IIRC (from something on the History Channel), one of the basic principles of archeaology is that deeper equals older.

Uh…what? Are you seriously suggesting that gravity is the mechanism by which ruins are buried?

If materials were always sorted by density as you suggest, wouldn’t lead and gold objects always be deeper than other objects of similar date?

:dubious:

Yeah, that was what I was thinking of. For some reason, I thought the fire was linked to an earthquake like San Francisco’s.

We call it the Law of Superposition. All things being equal, the old stuff is at the bottom. If it isn’t then we have to figure out why.

I have experience of a very good example of this. Two/three years ago I worked on a a site in Swansea, Wales which consisted of, in reverse chronological order; an Addis plastics factory, a WWII munitions factory, a 19th C. copper works and, beneath them all a 18th C. copper and zinc works. Each of these complexes had been bulldozed with the debris from the walls filling in the voids left by the furnaces etc. thereby leaving a flat even surface for the construction of the new buildings. By the time all these layers of archaeology had been excavated and recorded we were c. 25/30 feet below the modern land surface. It was an amazing site with acres of upstanding archaeology, some of the furnace walls were 8ft high.
The study of the natural burial and subsequent decay of materials is called Taphonomy by the way, we studied it in my uni degree course.

:slight_smile: x

Turbulence in the stuff being moved will always mix stuff up some. The denser the material the faster it sinks, and a river bed is a good example of this sorting at work. Soil will allow the same over much greater periods of time.

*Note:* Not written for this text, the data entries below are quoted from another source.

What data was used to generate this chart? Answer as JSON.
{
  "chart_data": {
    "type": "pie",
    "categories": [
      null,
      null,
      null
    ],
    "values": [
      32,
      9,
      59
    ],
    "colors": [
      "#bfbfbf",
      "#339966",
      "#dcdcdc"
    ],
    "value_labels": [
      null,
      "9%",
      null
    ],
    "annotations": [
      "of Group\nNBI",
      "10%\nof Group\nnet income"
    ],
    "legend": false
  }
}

Nope, not buying it. Cite?

Nope. I guess it can’t happen.

Some followup comments/questions:

As I understand it, the fusion in a mainstream star stops with iron. Ultimately the core of the earth is iron. But higher elements like gold can be produced by supernovae, and it ends up on the crust of the earth via asteroids/meteors/whatever. Which would explain why the core of the earth is not gold.

Right?

jeez louise, that is poorly phrased.

This process doesn’t even have to take that long. Have you ever been to an abandoned townsite? Or a town with large abandoned sections? I have. And I can tell you that even in a decade or two you start finding stuff buried under the ground. A house goes decrepit, the windows get smashed, the doors comes off the hinges (or are stolen or carted away, and plant life starts creeping in. in back, old tools or bits of old cars or whatever are grown over with weeds, which turn to mulch, which grows new weeds. Trees grow, and the roots destabilize the soil or grow around half-embedded bits of human flotsam.

Remember also, the old cities didn’t have the efficient garbage removal that we have today, and the people didn’t use as much throwaway, temporary material. If they had to leave in a hurry, they couldn’t take all of their possessions with them. So stuff tended to remain in place more so than it does today.

Today, if you need to knock down an old building to make a new one, you might hire a few trash removal trucks and use a front-end loader or a crane to pull up everything and dump it in the trucks and remove it. Now think about how hard that would be to do if the home was in the middle of a city in the 1600’s. Far easier to just build on top of it.